¿Cuánto tiempo podrá mantener su piso?
La proliferación de nuevas agencias inmobiliarias, el aumento de la compra-venta de casas, y su huella en las escaleras de quienes vivimos en el centro, anuncian no el final de la crisis sino la antesala de una mayor
Han vuelto. “Valoramos gratis su vivienda y le regalamos un crucero para dos personas*”, “Deja la venta de tu inmueble en manos de un experto”, “Valoraciones gratuitas: 100% financiación”. Y todavía no hemos aprendido que donde dice gratis, 100% o asterisco tenemos que aprender a leer:¡ojo!
En el buzón se juntan, en un sólo día, más de cinco invitaciones a la venta. Algunas, en forma de carta personal; dan miedo.
“Estimado vecino/a: Me dirijo a usted porque he sido informado de que se está vendiendo un inmueble en este edificio y quisiera saber si es el de su propiedad. Entiendo que en principio querrá trabajarlo por su cuenta, no obstante, quisiera que me permitiera conocerle y visitar su inmueble. Sin compromiso alguno”.
Recibimos estas cartas a diario los propietarios y los alquilados. Y eso que vivo en Lavapiés un barrio pionero en la lucha contra la gentrificación al que, hoy por hoy, el mundo hipster de barberos, cafeterías de diseño y galerías le está saliendo muy caro.
“A mí me encantan las galerías de arte”, exclamó una de mis ancianas vecinas cuando apareció la nueva propietaria de uno de los bajos en la reunión de vecinos. Ya no vive en la finca. Viva quien viva en su piso, los ocupantes cambian semanalmente. Si no a diario.
El arte del Reina Sofía ha contestado, durante una década, a la gentrificación en el interior del museo.

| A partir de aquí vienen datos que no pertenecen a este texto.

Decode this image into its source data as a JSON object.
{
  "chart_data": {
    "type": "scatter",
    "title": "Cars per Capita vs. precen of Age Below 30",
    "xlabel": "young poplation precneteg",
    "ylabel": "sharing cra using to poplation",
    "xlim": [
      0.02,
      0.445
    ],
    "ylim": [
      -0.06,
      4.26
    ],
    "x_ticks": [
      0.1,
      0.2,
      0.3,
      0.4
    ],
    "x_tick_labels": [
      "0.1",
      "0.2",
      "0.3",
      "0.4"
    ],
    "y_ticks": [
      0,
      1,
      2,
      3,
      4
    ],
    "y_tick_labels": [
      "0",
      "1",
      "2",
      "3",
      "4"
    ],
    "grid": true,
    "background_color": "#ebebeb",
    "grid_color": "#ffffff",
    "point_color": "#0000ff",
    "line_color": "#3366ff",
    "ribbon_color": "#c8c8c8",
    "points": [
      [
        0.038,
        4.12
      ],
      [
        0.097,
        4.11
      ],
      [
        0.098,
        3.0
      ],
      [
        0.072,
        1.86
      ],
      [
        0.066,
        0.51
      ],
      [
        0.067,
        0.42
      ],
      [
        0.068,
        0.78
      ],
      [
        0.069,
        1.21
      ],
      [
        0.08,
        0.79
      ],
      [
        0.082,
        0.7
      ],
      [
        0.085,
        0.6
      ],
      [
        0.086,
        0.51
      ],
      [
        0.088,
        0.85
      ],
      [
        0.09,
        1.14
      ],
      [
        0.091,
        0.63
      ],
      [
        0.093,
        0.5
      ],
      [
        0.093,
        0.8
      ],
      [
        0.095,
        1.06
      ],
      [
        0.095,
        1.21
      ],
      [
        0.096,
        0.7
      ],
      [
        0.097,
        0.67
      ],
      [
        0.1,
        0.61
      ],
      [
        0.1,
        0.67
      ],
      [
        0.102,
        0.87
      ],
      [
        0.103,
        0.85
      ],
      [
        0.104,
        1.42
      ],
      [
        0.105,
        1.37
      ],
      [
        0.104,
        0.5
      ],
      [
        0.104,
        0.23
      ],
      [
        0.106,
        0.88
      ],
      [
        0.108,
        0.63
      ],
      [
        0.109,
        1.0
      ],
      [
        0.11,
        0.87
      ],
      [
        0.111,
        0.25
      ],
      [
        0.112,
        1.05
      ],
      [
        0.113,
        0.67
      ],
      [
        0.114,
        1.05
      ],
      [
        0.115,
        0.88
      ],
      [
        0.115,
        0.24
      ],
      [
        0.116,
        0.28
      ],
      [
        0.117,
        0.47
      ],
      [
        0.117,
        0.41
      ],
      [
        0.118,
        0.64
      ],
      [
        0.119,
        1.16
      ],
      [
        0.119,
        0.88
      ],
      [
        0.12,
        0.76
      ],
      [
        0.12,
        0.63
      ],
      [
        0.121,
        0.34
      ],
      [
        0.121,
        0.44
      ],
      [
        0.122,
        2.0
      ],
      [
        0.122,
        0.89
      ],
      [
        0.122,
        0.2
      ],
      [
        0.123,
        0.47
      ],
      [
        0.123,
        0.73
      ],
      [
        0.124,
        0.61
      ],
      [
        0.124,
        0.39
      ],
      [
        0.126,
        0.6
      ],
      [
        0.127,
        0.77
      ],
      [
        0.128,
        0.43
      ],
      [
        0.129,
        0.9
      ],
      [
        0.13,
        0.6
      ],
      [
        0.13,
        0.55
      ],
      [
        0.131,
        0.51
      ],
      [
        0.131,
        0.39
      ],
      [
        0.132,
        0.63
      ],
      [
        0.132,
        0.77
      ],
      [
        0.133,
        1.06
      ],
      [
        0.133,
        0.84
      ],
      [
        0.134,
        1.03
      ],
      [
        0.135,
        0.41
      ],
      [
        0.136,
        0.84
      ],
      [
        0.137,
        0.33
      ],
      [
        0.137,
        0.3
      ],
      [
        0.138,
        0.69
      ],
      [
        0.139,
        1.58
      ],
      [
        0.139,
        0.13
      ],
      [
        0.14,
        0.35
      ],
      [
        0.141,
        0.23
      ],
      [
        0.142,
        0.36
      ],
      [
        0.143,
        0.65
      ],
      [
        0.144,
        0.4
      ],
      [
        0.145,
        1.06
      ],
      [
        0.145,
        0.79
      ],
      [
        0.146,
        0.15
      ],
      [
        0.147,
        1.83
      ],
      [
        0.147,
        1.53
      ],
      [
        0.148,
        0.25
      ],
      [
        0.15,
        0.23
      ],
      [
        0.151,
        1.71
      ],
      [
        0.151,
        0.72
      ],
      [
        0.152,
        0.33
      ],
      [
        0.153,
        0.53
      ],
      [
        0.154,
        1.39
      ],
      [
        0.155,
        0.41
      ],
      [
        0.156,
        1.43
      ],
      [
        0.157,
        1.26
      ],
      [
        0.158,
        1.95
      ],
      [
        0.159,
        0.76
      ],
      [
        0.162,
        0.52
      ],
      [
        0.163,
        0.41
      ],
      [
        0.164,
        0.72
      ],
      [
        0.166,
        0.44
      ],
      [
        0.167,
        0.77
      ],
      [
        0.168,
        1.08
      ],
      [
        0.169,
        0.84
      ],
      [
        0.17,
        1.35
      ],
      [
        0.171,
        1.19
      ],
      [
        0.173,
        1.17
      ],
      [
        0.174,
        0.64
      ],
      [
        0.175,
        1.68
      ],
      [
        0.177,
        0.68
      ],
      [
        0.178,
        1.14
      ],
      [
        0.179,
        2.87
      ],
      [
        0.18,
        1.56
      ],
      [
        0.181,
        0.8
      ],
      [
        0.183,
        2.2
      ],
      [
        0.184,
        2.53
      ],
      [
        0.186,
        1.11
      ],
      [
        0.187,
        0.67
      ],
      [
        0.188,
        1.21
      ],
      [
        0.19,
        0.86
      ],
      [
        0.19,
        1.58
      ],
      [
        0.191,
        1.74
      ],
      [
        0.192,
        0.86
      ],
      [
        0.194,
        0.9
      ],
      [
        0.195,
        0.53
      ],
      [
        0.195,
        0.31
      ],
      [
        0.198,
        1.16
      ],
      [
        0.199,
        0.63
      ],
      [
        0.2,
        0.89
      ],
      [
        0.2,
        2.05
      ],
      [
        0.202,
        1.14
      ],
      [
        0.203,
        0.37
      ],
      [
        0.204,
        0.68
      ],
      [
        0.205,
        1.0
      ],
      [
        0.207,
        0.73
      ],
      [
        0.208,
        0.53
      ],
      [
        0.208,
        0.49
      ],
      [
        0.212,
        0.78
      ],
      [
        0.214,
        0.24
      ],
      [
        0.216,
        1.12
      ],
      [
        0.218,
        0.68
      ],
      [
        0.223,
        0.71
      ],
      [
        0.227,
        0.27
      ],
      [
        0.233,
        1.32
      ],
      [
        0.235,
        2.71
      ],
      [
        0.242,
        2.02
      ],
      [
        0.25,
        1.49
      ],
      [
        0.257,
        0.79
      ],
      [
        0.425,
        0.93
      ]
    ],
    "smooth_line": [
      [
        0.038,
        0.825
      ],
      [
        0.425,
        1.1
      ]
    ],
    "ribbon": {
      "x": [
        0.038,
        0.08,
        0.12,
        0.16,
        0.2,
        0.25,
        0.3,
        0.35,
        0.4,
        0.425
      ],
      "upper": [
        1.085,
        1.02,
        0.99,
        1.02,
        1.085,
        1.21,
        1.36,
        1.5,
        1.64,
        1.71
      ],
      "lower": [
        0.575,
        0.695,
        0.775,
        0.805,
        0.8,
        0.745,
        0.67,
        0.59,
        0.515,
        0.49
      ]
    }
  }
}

Pero las galerías que lo arropan en el exterior la fomentan involuntariamente aumentando los precios de los alquileres y cambiando la naturaleza de los negocios del barrio. Este es un vecindario donde todavía hay más fruterías que bares y donde nada, ni siquiera los todo a cien, compite con los restaurantes indios.
Han sucedido cosas memorables. Al carnicero le obligaron a cerrar porque entraba la carne por la escalera vecina. Lo hizo. Se gastó los ahorros en reformar la carnicería. Un año después abrió. Nadie le pintó grafitti en la persiana. El Castilla, el bar de toda la vida en el que hubiera o no hubiera fútbol había llenazo, tuvo que cerrar. El local era feo pero el día que llegué al barrio, me senté a comerme un menú y el camarero me dijo: “No tengo cambio. Mañana me lo pagas”. No me conocía de nada.
En el sitio de El Castilla han abierto un restaurante que ni con neones, ni con diseño ni con banderola anunciando los partidos del mundial consigue media entrada.
El barrio se está transformando. Está claro que mi familia y yo, que llegamos como tres hace 17 años y hoy somos cuatro formamos parte de esa transformación. Es lógico que las ciudades cambien. Pero se necesita un tiempo para digerir los cambios. Y los de las inmobiliarias no ayudan: es llegar agotada a casa, abrir el buzón y recuperar las fuerzas. De pura rabia.
—Es genial: nuestros pisos se están revalorizando— sonríe una vecina.
—¿Y dónde se irá a vivir usted?
—No es por mí, es por mis hijos. Para que hereden un poco más. Ellos viven de alquiler.
—¿Y no les han subido también a ellos el alquiler?
¿Quién cree que está pagando tanto por los pisos del barrio?
—Eso me pregunto yo. ¿Quién podrá permitirse estos precios? Mis hijos dicen que los extranjeros. Pero los extranjeros que hay por aquí son trabajadores, como nosotros. No creo que compren ellos.
—No son personas, son empresas. Es competencia desleal.
¿Quién vive hoy en el centro de Málaga? ¿Quién queda? En Palma de Mallorca han puesto medidas para que los habitantes no tengan que competir con empresas para poder vivir en el centro. También en Pontevedra y lo mismo se plantean en Tenerife. Si queremos ciudades vivas, no basta con fiestas mayores. Es necesario legislar.
La próxima burbuja inmobiliaria está en la esquina. Y amenaza con ser más dañina. ¿La razón? Ya no son las urbanizaciones ni los adosados de las afueras lo que se sortea. Ahora se está inflando los precios del centro y si en el esplendor de las ciudades ciudadanos y turistas conviven con armonía, en su decrepitud los vecinos tienen que abandonar su barrio y los turistas visitan una ciudad antigua, impoluta, restaurada y vacía.